The publishers attempted to address this, saying “the unlawful removal of CMI from a copyrighted work is a concrete injury”.

Judge McMahon said: “Plaintiffs allege that their copyrighted works (absent CMI) were used to train an AI-software program and remain in ChatGPT’s repository of text. But Plaintiffs have not alleged any actual adverse effects stemming from this alleged DMCA violation.”

And she cited a previous case that concluded: “No concrete harm, no standing.”

The publishers also sought an injunction requiring OpenAI to remove all copies of their “copyrighted works from which author, title, copyright, and terms of use information w[ere] removed from their training sets and any other repositories”.

They argued that they are entitled to such an injunction because “whether ChatGPT has or has not already reproduced their copyrighted work without attaching the required CMI, there is a substantial risk that ChatGPT will do so in the future”.

OpenAI argued the publishers failed to “allege facts tending to show that the risk of ChatGPT reproducing Plaintiffs’ work, in whole or in part, absent the requisite CMI is ‘substantial'” and the judge agreed.

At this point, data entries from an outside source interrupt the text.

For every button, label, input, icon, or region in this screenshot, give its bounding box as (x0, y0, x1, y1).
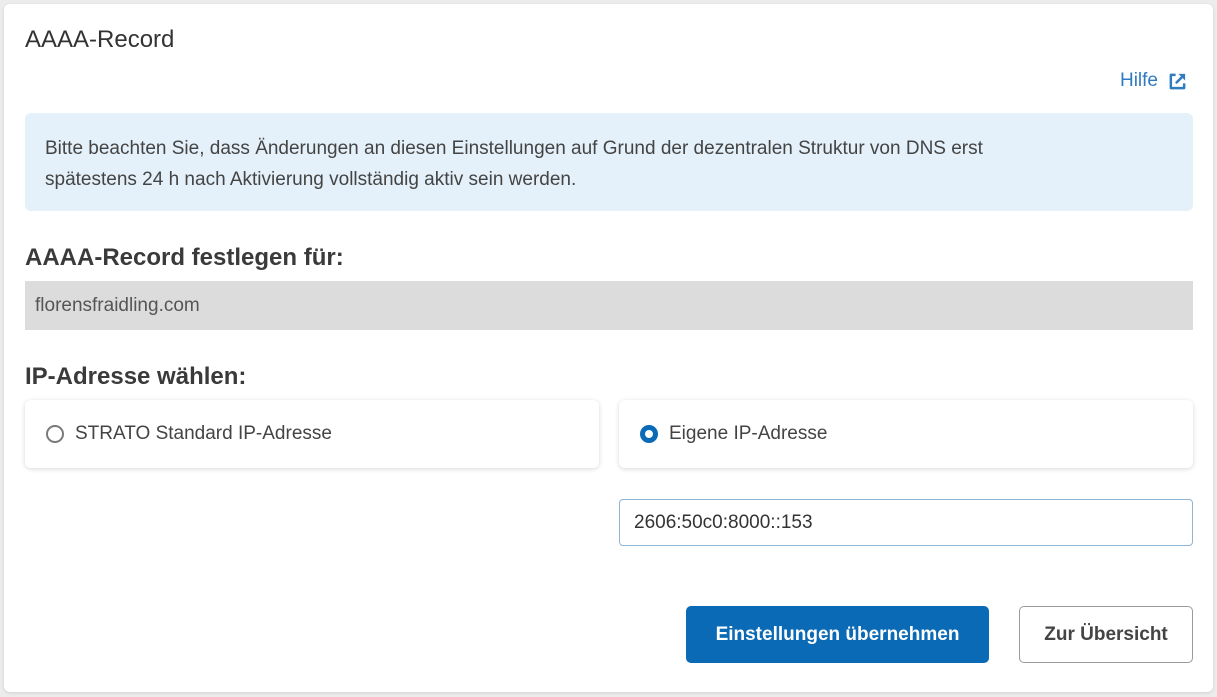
notice-text-line-2: spätestens 24 h nach Aktivierung vollstä… (45, 169, 577, 190)
overview-button[interactable]: Zur Übersicht (1019, 606, 1193, 663)
radio-option-strato-standard[interactable]: STRATO Standard IP-Adresse (25, 400, 599, 468)
radio-button-checked[interactable] (640, 425, 658, 443)
radio-option-label: Eigene IP-Adresse (669, 423, 828, 444)
radio-option-label: STRATO Standard IP-Adresse (75, 423, 332, 444)
apply-settings-button[interactable]: Einstellungen übernehmen (686, 606, 989, 663)
info-notice: Bitte beachten Sie, dass Änderungen an d… (25, 113, 1193, 211)
domain-readonly-field: florensfraidling.com (25, 281, 1193, 330)
radio-button-unchecked[interactable] (46, 425, 64, 443)
ip-section-label: IP-Adresse wählen: (25, 363, 247, 390)
external-link-icon (1168, 72, 1187, 91)
custom-ip-input[interactable] (619, 499, 1193, 546)
domain-section-label: AAAA-Record festlegen für: (25, 244, 344, 271)
help-link-label: Hilfe (1119, 70, 1158, 91)
radio-option-custom-ip[interactable]: Eigene IP-Adresse (619, 400, 1193, 468)
notice-text-line-1: Bitte beachten Sie, dass Änderungen an d… (45, 138, 983, 159)
aaaa-record-panel: AAAA-Record Hilfe Bitte beachten Sie, da… (4, 4, 1213, 692)
domain-value: florensfraidling.com (35, 294, 200, 316)
page-title: AAAA-Record (25, 26, 175, 53)
help-link[interactable]: Hilfe (1120, 70, 1187, 92)
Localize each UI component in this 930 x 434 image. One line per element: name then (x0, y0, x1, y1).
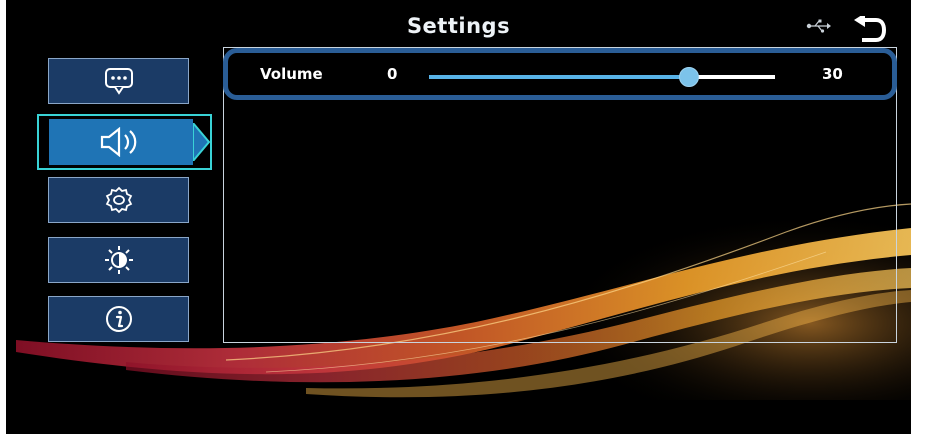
speaker-icon (100, 127, 137, 157)
info-icon (105, 306, 132, 332)
sidebar-item-volume-fill (49, 119, 193, 165)
volume-min-label: 0 (387, 65, 398, 83)
usb-icon (806, 19, 831, 33)
sidebar-item-message[interactable] (48, 58, 189, 104)
volume-max-label: 30 (822, 65, 843, 83)
volume-slider-thumb[interactable] (678, 67, 699, 87)
brightness-icon (104, 246, 133, 274)
sidebar-item-brightness[interactable] (48, 237, 189, 283)
page-title: Settings (406, 14, 511, 38)
sidebar-item-volume[interactable] (37, 114, 212, 170)
settings-screen: Settings Volume 0 30 (6, 0, 911, 434)
sidebar-item-general[interactable] (48, 177, 189, 223)
volume-slider[interactable] (429, 67, 775, 87)
volume-row[interactable]: Volume 0 30 (223, 48, 897, 100)
volume-slider-fill (429, 75, 689, 79)
sidebar-item-info[interactable] (48, 296, 189, 342)
message-icon (104, 68, 133, 95)
volume-label: Volume (260, 65, 323, 83)
gear-icon (105, 186, 132, 214)
back-arrow-icon[interactable] (852, 16, 886, 44)
active-pointer-icon (193, 123, 211, 161)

“Let us be clear about what is really at stake here,” she wrote. “The alleged injury for which Plaintiffs truly seek redress is not the exclusion of CMI from Defendants’ training sets, but rather Defendants’ use of Plaintiffs’ articles to develop ChatGPT without compensation to Plaintiffs…

“Whether or not that type of injury satisfies the injury-in-fact requirement, it is not the type of harm that has been ‘elevated’ by Section 1202(b)(i) of the DMCA… Whether there is another statute or legal theory that does elevate this type of harm remains to be seen. But that question is not before the Court today.”

Judge McMahon said she was “sceptical” about the publishers’ ability to allege a perceptible injury caused by OpenAI, but said she was “prepared to consider an amended pleading”.

“We’re confident that we can address the court’s concerns in an amended complaint,” Matt Topic, a partner at Loevy & Loevy, the firm representing Raw Story Media, told Wired.

Explaining in February why the case had been launched, Raw Story publisher Roxanne Cooper said: “Raw Story’s copyright-protected journalism is the result of significant efforts of human journalists who report the news. Rather than license that work, OpenAI taught ChatGPT to ignore journalists’ copyrights and hide its use of copyright-protected material.”

The New York Times was the first news publisher to launch legal action against OpenAI, alongside its partner Microsoft, in December last year. The case has since been combined with those of eight Alden Global Capital-owned publications including The New York Daily News and is currently at the stage of the publishers searching the AI company’s training database in secure conditions.